A rigid aluminum crosses arm provided at each bend of the coil. The two aluminum crosses are held together by one or more glass fiber tension rods.

The coil is air insulated and not cast in resin. Hence, self-capacitance is low.

Low self-capacitance is advantageous in high frequency applications. The open-air ventilated coils have better coiling than the molded coils. The main coil is of low weight and is strong.

Parts of magnetic material are not used in the construction.

(C) Tuning Unit

The tuning unit is mounted inside the main coil on the tension rod. It is easily attachable and detachable. The tuning unit is designed for one of the following:

1. Single Wave

2. Double Wave

3. Wide Band

4. Adjustable Tuning

Over-Voltage Arrester

It is located inside the main coil and it protects the tuning unit from impulse voltage.

Electronic Equipment:

There are generally identical units at each end:

(i) Transmitter unit

(ii) Receiver unit

(iii) Relay unit

Transmitter Unit:

Frequencies between 50 to 600 kHz are employed in different frequency bands. Each band has certain bandwidth (say 150-300khz, 90-115khz). Carrier frequencies are generated in oscillators .The oscillator can be tuned to a particular frequency selected for the application or it can be crystal oscillator with which the operation for a particular bandwidth can be achieved by selecting an appropriate crystal.

The output voltage of the oscillator is held constant by voltage stabilizer. The output of the amplifiers fed into the amplifier to overcome the losses in the transmission path between the transmitter and the receiver at remote end of the line.

The control of transmitter can be achieved by different methods depending upon the type of protection desired.

Receiving Unit

Receiver receives the high frequency signals arriving from remote end. The receiver receives the signal and feeds to carrier relay unit. Relay unit comprises -

• An atteneuator which reduces the signals to a safer value
• Band pass filter, which restricts the acceptance of unwanted signal
• Matching transformer on matching element to match the impedance of line and receiving unit

Frequency Spacing

Differential frequencies are used in adjacent line sections. The wave traps ensured at the carrier signals do not enter the next line section. The receiver filters filter out other frequencies.

Modulation Of Higher Frequency Signal

Modulator modulates the voice signals and the modulated signal is fed to the amplifier and is then transmitted via coupling unit.
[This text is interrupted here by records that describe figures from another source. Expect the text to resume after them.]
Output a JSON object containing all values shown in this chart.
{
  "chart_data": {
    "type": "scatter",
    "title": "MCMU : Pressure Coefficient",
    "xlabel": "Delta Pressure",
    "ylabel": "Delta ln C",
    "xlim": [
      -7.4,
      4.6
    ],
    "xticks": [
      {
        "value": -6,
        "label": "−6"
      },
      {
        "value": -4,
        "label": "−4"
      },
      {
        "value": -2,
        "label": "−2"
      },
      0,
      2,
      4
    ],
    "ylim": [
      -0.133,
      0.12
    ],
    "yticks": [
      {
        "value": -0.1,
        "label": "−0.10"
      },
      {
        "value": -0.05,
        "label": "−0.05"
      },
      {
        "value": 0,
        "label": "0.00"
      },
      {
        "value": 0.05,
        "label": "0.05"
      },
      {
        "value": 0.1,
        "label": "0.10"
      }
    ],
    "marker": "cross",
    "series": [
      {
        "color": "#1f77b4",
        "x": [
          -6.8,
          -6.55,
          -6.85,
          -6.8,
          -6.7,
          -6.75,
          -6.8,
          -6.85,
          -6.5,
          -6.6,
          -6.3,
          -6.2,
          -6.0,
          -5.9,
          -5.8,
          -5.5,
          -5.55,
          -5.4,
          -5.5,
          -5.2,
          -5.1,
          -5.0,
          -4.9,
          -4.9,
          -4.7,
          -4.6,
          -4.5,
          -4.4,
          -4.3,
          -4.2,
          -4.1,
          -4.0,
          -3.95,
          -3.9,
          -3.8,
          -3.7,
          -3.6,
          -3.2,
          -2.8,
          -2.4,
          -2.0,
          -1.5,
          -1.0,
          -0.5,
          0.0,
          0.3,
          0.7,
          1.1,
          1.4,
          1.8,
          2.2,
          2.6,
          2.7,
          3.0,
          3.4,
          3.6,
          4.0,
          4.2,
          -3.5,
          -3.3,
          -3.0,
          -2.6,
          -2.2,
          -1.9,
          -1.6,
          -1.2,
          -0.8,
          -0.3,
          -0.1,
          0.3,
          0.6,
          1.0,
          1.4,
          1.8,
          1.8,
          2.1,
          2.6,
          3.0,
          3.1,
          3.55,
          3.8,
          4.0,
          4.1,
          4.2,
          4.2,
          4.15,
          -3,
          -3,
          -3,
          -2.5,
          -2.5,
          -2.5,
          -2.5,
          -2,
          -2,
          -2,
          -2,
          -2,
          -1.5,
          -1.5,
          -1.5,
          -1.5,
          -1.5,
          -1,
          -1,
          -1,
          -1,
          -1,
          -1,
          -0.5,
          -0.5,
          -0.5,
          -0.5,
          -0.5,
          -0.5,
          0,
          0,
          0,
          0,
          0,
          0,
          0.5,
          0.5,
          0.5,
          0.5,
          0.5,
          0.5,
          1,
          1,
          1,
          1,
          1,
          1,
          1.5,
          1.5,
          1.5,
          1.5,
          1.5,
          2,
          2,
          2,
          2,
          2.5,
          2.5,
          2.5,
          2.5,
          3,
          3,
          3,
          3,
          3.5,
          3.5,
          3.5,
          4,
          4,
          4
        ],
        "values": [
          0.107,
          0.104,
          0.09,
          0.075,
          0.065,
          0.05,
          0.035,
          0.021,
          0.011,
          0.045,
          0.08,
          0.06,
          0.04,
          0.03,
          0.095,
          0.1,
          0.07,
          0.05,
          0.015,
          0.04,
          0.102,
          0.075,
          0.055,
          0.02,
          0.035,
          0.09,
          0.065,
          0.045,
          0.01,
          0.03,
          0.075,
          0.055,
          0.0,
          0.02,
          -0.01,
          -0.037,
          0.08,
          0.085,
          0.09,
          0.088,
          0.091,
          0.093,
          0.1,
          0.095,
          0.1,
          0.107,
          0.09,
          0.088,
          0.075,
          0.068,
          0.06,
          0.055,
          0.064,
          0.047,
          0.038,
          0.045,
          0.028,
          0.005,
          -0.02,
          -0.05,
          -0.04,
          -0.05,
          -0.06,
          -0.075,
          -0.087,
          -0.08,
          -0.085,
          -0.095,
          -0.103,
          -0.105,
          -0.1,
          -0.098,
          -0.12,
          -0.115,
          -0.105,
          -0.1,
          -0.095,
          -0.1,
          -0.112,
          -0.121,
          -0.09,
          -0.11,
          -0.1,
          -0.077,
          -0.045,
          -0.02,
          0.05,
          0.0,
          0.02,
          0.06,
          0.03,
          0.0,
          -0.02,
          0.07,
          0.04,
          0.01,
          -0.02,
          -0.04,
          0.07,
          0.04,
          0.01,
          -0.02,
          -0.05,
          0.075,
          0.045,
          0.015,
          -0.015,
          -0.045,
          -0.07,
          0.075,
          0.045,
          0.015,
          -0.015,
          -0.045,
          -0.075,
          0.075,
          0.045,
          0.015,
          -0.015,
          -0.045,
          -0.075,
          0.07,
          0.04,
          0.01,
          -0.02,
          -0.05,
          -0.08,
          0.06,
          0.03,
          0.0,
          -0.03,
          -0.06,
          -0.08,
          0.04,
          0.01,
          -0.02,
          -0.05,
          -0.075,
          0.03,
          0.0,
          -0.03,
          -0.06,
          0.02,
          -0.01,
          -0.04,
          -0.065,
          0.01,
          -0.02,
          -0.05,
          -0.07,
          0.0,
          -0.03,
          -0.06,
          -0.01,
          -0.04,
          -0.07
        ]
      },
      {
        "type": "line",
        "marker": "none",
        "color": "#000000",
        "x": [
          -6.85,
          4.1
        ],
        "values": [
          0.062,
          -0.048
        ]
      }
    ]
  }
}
The process involves taking half cycle of current and producing the requisite blocks of carrier by tuning the oscillator ON. The level of the line current at which the oscillator is made onto produce the carrier blocks should be theoretically constant.

3.5 Modulation Techniques For PLC

• Different types of modulation have been utilised for PLT -
• Frequency modulation
• Amplitude modulation
• Narrow Band such as ASK
• Non-Coherent FSK, and DPSK
• Spread-Spectrum Schemes such as FSK.

Power line carrier systems amplitude modulate the carrier frequency. Full amplitude modulation (AM) has a frequency spectrum of sideboards symmetrical about the carrier frequency as shown in figure. These side bands contain all the information being transmitted and the carrier frequency is only the bearer of the messages. It is therefore possible to achieve savings in transmitted power without degrading signal performance by reducing the power of carrier frequency and by deleting one of the side bands. This is known as single side band (SSB) transmission. The carrier is not fully suppressed because it is used to synchronize the remote end receiver with corresponding transmitter. The transmitter and receiver circuits therefore tend to be slightly more complex than those used for normal broadcast AM transmission because of the filtering and accurate synchronizing involved. The lowest range (~30kHz to 200kHz) of carrier frequencies are used on long transmission lines and the higher ranges (~200kHz to 500kHz) on shorter lines. This helps to offset the attenuation effects of long lines with high frequency transmission. Computer simulation may be used to optimize the best frequency band to employ on given overhead line taking into account interference from any adjacent circuits.